German health officials said Friday the current COVID-19 situation in the country is a national emergency and called for immediate measures to be taken to mitigate the situation — including lockdowns, even for people who have been vaccinated.

Germany’s Robert Koch Institute for Infectious Diseases (RKI) reported 52,970 new COVID-19 cases Friday, the third straight day new infections topped 50,000.  The infection incidence rate remains just more than 340 per 100,000.
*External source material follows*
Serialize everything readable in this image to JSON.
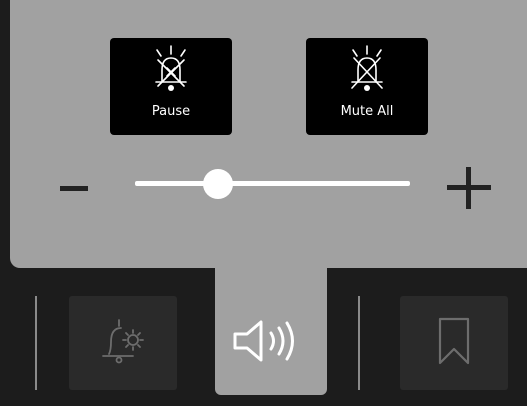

At a news conference Friday in Berlin, RKI President Lothar Wieler did not hold back his concern, saying, “All of Germany is one big outbreak. This is a nationwide state of emergency. We need to pull the emergency brake.”

Wieler told reporters they estimate there are more than half a million active COVID cases in Germany, the highest number ever recorded. He said among children aged 5-14, the incidence rate is more 700 per 100,000.

At the same news conference, Health Minister Jens Spahn was asked if Germany would consider returning to lockdowns, as neighboring Austria has done to address its own COVID-19 situation. Spahn said, “We shouldn’t rule anything out.”  

Wieler was more emphatic, saying Germany needs to “massively reduce contact to slow down the spread of the virus. This means, for example, staying at home if possible, canceling large events, reducing the number of people at small events, closing down hotspots such as bars and poorly ventilated clubs.”

Meanwhile, German Chancellor Angela Merkel met Thursday with the governors of Germany’s 16 states, and they agreed to introduce a new threshold linked to the number of hospital admissions of COVID-19 patients per 100,000 people over a seven-day period.

Some states also are considering mandatory vaccinations for some professional groups, such as medical staff and nursing home employees.

Some information for this report came from the Associated Press, Reuters, and Agence France-Presse.